Fig. 1. Examples of Permian beetles and reconstructions. Credit: NIGPAS
The end-Permian mass extinction (EPME) led to a severe terrestrial ecosystem collapse. Insects have diversified over the past approximately 400 million years and account for roughly half of the biodiversity on Earth today. However, the ecological response of insects to the EPME remains poorly understood.
Beetles (Coleoptera) are the most speciose group of extant insects, with a stratigraphic range dating back to at least the lowest Permian. They have a rich fossil record since the Permian and display a wide array of lifestyles. Their fossil record thus offers a unique and complementary perspective for studying the ecological response of insects to the EPME.
Recently, postgraduate researcher Zhao Xianye, Prof. Wang Bo from the Nanjing Institute of Geology and Palaeontology of the Chinese Academy of Sciences (NIGPAS), and other researchers from China, Russia, the U.S. and UK analyzed the evolutionary history of early beetles.
Their findings suggest that xylophagous (feeding on or in wood) beetles probably played a key and underappreciated role in the Permian carbon cycle and early archaic beetles experienced severe ecological consequences of end-Permian deforestation.
These results further provide new insights into the ecological role of insects in deep-time terrestrial ecosystems as well as the ecological response of insects to deforestation and global warming.
The study was published in the international academic journal eLife on Nov. 8.
The research team compiled an updated database of beetles from the Early Permian to Middle Triassic based on the taxonomic revision of fossils. They analyzed the evolution of taxonomic diversity, morphological disparity and palaeoecological shifts of beetles from the Early Permian to Middle Triassic through phylogenetic and palaeoecological reconstructions and morphospace analyses of fossil material.
The suite of analyses show that Permian xylophagous beetles suffered a severe extinction during the EPME largely due to the collapse of forest ecosystems, thus resulting in an Early Triassic gap of xylophagous beetles.

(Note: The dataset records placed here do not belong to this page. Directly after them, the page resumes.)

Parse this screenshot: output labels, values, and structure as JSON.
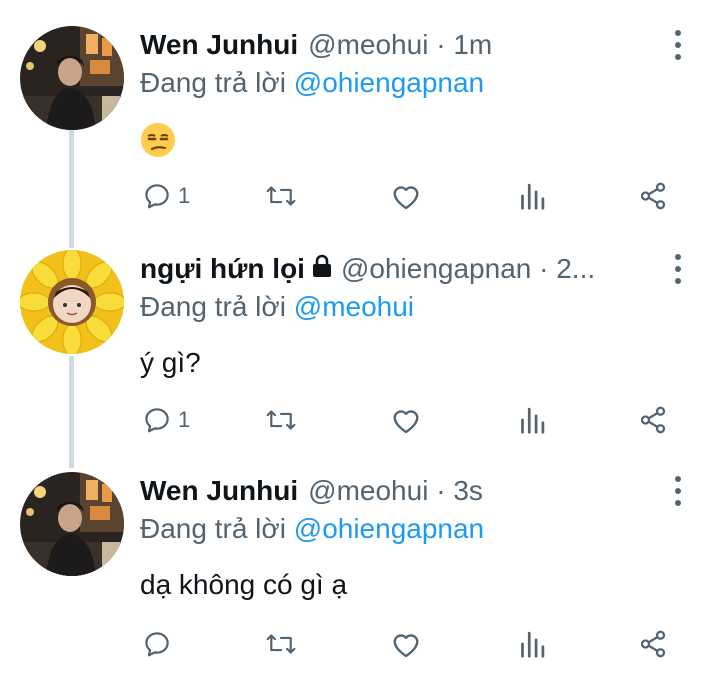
{
  "replying_prefix": "Đang trả lời",
  "tweets": [
    {
      "display_name": "Wen Junhui",
      "handle": "@meohui",
      "time": "1m",
      "reply_to": "@ohiengapnan",
      "text": "",
      "emoji": "unamused-face",
      "reply_count": "1",
      "avatar": "person-night-street"
    },
    {
      "display_name": "ngựi hứn lọi",
      "locked": true,
      "handle": "@ohiengapnan · 2...",
      "time": "",
      "reply_to": "@meohui",
      "text": "ý gì?",
      "reply_count": "1",
      "avatar": "sunflower-face"
    },
    {
      "display_name": "Wen Junhui",
      "handle": "@meohui",
      "time": "3s",
      "reply_to": "@ohiengapnan",
      "text": "dạ không có gì ạ",
      "reply_count": "",
      "avatar": "person-night-street"
    }
  ],
  "colors": {
    "link": "#1d9bf0",
    "secondary": "#536471",
    "thread_line": "#cfd9de"
  },
  "icons": [
    "reply-icon",
    "retweet-icon",
    "like-icon",
    "views-icon",
    "share-icon",
    "more-icon",
    "lock-icon"
  ]
}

New xylophagous beetles appeared widely in the early Middle Triassic, which is consistent with the restoration of forest ecosystems.
Permian beetles probably played an important ecological role in forest ecosystems because most Permian beetles were probably xylophagous insects that consumed living and dead woody stems. Furthermore, xylophagous beetles may have been responsible for the decrease of oxygen concentrations in the Permian. The research highlights the ecological significance of insects in deep-time terrestrial ecosystems.
Extant insects are suffering from dramatic declines in abundance and diversity largely due to anthropogenic deforestation and global warming. However, xylophagous insects have been largely neglected in studies of the current extinction crisis. The current study may help researchers better understand future changes in insect diversity and abundance and the consequences of such developments as the world faces global environmental change.